Image courtesy of the London Square website

Residents are rightly proud of local landmark, Bunning’s grade II* listed, Italianate Caledonian Clock Tower. Today the tower soars over Caledonian Park, which was carved out from part of the old market in 1972. The din of animals and traders has been replaced by the sounds of children enjoying the playground at the tower’s base.


Caledonian Park’s mature planting is fenced on two sides by Bunning’s yet-standing grade II listed iron railings, which are on Historic England’s at-risk register. The gas lanterns were removed in the 1930s, and John Bell’s animal heads stolen soon after the end of the second world war. Happily, the original moulds survive and are kept at the Museum of London, with replicas cast from these moulds on show at the Islington Museum.


The clock tower is also on Historic England’s at-risk register, but there are ambitious plans for its full restoration and construction of a new visitor centre. The clock has retained its original mechanism, which is in full working order.

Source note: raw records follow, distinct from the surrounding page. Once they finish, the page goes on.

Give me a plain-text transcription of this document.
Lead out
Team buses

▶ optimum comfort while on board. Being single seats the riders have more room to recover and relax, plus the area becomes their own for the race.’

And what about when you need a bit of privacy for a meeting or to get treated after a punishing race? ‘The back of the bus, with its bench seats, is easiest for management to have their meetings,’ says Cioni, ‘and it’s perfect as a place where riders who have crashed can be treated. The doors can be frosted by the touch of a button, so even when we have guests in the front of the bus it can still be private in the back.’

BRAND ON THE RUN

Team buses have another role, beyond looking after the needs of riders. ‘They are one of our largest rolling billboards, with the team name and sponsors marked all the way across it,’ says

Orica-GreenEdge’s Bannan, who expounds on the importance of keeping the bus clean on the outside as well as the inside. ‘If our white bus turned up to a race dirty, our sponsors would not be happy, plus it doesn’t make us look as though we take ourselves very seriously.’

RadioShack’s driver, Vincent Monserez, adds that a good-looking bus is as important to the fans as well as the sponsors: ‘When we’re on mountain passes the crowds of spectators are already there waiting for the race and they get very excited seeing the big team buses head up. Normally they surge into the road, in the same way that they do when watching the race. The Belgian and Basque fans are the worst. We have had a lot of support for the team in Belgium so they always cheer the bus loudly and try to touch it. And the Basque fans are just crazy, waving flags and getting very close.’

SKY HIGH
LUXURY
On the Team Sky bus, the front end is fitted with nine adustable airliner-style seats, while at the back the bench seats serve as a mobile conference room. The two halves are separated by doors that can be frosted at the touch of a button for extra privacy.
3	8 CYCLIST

The other green space carved from the cattle market is Market Road Gardens, which possesses some beautiful trees. As well as birdsong, you can hear the clanging and hammering of LGA’s construction site. The architects have designed a major new affordable residential and commercial development on the eastern edge of Market Road Gardens. The Caledonian Road scheme – winner of the 2017 Planning Award for best mixed-use development – has been carefully designed to bring significant improvements to the public real, including a new public space.